Researchers developed a potential way to disrupt chronic inflammation of multiple sclerosis in the lab of Alban Gaultier, of the University of Virginia School of Medicine’s Department of Neuroscience and its Center for Brain Immunology and Glia.
Feb. 15 (UPI) -- New research suggests it could be possible to disrupt the inflammation that causes multiple sclerosis by blocking a specific cell receptor, according to a study published Wednesday in the scientific journal PLOS Biology.
The study, performed in the lab of Alban Gaultier, an associate professor of neuroscience at the University of Virginia's School of Medicine's Department of Neuroscience's Center for Brain Immunology and Glia, gives insight into the link between an immune system regulator and MS.
"We are approaching the search for multiple sclerosis therapeutics from a new direction," said Andrea Merchak, a doctoral candidate in neuroscience, who performed the study with colleagues.
The disease is caused by the immune system attacking the myelin protective sheath that covers nerve cells. When myelin is damaged, it interferes with the ability for the brain to communicate with nerves in the body.

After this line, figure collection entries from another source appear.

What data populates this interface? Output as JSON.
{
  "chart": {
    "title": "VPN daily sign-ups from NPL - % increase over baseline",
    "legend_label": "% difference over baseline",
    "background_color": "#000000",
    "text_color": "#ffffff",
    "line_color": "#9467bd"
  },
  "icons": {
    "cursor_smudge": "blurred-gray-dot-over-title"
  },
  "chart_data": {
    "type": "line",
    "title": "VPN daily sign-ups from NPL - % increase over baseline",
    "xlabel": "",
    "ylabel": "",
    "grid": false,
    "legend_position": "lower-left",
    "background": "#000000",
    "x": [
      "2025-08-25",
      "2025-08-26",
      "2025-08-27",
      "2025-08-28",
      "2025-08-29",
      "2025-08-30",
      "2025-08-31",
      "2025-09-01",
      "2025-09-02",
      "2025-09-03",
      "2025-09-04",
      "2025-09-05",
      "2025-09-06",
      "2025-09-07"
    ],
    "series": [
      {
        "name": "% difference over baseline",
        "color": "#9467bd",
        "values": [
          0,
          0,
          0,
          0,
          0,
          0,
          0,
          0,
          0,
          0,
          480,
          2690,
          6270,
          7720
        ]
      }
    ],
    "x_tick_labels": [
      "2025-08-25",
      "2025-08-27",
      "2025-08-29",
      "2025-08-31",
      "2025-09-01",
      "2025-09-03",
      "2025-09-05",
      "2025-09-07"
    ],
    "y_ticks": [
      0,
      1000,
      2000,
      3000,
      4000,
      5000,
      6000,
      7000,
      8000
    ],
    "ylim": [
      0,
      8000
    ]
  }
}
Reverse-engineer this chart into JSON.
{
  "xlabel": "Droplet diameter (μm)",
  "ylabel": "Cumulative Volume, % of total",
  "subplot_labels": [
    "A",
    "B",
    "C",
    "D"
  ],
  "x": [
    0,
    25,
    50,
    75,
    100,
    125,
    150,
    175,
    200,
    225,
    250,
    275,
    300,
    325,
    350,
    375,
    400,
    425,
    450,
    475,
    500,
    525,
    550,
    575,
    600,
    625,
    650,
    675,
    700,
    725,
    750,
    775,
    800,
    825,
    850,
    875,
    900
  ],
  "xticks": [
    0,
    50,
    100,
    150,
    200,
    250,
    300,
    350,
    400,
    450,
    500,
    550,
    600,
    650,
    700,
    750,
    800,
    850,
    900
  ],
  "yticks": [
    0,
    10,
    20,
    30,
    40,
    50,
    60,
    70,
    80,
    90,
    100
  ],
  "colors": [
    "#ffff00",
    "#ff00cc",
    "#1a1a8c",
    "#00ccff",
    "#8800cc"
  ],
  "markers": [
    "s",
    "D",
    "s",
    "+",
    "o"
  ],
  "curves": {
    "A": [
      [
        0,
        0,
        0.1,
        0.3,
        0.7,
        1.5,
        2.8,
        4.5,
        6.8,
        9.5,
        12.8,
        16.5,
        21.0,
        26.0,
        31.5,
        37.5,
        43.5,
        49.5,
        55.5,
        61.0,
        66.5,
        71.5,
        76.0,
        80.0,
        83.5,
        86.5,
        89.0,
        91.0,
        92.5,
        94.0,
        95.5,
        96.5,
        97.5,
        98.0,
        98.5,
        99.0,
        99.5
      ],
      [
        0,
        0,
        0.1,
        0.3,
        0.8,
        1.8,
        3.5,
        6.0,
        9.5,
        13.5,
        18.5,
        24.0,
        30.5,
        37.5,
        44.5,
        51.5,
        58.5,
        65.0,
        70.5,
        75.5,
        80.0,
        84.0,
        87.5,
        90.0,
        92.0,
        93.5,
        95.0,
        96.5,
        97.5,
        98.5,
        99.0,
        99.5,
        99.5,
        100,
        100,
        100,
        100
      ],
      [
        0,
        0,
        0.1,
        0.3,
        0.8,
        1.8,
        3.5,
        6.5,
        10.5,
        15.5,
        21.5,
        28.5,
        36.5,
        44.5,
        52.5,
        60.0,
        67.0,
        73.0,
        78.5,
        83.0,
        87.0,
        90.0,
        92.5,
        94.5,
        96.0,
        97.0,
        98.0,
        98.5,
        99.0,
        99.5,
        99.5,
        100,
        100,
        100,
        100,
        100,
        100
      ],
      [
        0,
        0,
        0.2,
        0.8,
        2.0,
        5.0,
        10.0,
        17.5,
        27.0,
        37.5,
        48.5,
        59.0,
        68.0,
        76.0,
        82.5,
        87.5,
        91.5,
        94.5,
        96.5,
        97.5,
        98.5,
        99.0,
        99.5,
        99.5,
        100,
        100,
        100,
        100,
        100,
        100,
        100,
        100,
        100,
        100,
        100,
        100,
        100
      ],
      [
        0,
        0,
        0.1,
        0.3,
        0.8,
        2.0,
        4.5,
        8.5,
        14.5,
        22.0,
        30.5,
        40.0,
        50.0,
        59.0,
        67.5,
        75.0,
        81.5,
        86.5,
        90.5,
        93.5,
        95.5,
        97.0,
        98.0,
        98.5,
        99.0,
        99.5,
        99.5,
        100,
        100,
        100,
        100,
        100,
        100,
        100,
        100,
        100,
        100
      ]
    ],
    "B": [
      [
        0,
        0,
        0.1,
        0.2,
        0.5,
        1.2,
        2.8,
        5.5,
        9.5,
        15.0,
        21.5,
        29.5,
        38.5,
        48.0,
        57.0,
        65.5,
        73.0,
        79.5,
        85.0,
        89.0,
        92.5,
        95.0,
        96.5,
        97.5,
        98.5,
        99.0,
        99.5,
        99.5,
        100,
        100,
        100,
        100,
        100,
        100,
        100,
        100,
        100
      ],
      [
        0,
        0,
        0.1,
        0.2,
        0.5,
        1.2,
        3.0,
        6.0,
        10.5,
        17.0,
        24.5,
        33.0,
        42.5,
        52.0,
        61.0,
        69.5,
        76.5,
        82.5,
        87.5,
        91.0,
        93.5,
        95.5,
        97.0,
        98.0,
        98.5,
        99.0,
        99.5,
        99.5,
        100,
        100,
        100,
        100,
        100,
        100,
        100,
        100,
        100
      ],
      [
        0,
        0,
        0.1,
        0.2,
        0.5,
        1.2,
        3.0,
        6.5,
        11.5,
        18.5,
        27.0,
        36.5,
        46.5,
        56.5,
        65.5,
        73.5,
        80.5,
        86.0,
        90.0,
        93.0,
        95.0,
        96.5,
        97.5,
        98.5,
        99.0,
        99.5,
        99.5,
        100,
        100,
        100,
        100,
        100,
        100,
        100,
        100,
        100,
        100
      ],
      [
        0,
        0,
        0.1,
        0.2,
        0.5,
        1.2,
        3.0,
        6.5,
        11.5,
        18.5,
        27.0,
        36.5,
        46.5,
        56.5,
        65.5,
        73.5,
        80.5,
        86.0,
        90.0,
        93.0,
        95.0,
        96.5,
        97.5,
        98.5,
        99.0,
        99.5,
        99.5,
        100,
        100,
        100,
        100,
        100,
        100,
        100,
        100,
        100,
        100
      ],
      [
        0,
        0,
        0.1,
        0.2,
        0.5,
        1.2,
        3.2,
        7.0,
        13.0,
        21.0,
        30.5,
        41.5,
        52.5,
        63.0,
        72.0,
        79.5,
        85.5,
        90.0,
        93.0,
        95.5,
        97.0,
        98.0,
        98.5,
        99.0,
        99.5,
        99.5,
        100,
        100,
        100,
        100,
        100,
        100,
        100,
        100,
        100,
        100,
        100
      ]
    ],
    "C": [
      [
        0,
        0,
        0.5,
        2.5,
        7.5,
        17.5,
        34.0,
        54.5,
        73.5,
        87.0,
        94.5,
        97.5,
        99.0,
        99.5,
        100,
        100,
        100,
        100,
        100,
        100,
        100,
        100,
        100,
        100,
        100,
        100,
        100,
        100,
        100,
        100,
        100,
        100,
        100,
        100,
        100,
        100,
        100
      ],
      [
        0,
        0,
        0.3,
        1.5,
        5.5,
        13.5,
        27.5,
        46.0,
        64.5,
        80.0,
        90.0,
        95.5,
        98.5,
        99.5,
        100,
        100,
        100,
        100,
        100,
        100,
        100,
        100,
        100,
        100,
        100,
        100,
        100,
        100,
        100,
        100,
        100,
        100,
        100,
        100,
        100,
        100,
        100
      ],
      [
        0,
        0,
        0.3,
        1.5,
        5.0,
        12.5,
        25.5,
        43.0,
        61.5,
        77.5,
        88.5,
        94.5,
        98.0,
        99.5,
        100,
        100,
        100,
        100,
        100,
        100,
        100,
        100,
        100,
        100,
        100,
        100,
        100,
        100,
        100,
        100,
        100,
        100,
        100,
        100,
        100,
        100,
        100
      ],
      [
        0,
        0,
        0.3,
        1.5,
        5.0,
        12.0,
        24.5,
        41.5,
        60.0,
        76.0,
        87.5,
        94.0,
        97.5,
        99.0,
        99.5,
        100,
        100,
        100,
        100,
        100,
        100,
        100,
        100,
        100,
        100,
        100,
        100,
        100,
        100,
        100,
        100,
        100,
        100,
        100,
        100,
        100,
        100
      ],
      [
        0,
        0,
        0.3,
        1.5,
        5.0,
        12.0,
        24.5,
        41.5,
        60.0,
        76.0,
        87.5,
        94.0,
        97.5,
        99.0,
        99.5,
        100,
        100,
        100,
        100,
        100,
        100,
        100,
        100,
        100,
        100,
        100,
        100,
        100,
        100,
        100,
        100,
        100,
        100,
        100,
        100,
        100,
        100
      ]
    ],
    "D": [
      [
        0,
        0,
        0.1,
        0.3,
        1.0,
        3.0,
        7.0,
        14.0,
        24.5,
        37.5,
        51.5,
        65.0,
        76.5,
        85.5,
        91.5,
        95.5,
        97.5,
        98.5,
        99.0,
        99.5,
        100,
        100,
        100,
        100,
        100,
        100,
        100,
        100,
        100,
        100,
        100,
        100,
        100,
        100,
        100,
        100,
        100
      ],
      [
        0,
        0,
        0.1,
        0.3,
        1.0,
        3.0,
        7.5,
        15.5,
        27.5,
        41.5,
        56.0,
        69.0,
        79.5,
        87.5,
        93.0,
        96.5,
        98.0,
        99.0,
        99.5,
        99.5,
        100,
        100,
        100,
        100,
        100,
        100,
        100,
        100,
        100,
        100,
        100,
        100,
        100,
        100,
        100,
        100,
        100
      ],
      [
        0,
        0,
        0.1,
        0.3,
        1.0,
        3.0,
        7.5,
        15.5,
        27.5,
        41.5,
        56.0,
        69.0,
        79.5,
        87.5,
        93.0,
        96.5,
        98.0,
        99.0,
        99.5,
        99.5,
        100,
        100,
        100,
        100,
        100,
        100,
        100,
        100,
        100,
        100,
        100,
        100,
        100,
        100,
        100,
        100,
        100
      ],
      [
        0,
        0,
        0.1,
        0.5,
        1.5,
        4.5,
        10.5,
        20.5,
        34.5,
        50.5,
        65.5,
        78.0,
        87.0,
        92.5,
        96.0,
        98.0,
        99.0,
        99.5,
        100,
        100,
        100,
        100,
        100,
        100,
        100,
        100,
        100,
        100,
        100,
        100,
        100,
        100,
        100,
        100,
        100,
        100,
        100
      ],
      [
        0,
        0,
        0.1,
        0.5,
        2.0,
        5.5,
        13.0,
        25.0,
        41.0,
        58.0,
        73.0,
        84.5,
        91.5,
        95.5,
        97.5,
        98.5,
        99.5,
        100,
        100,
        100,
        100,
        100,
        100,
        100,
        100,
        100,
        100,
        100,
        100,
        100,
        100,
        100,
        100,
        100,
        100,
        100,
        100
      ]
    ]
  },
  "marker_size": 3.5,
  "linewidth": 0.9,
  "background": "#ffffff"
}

Scientists are unsure what exactly causes MS, but believe that the microbiome of the gut is related to the condition.
"UVA's new findings bolster that, determining that an immune system controller found in "barrier tissues" such as the intestine plays a vital role in the disease. This regulator can reprogram the gut microbiome to promote harmful, chronic inflammation, the researchers found," according to a university press release.
Nearly 1 million Americans suffer from MS, according to the National Multiple Sclerosis Society. While treatment options exist, and many MS patients can lead normal lives with treatment, the diseases can result in severe symptoms like loss of motor control and death.
Researchers believe the ability to block receptors within cells offers a path to new treatments.
"Gaultier and his collaborators blocked the activity of the regulator, called "aryl hydrocarbon receptor," in immune cells called T cells and found that doing so had a dramatic effect on the production of bile acids and other metabolites in the microbiomes of lab mice. With this receptor out of commission, inflammation decreased and the mice recovered," the release said.
"Due to the complexity of the gut flora, probiotics are difficult to use clinically. This receptor can easily be targeted with medications, so we may have found a more reliable route to promote a healthy gut microbiome," Merchak said.
"Ultimately, fine-tuning the immune response using the microbiome could save patients from dealing with the harsh side effects of immunosuppressant drugs," she said.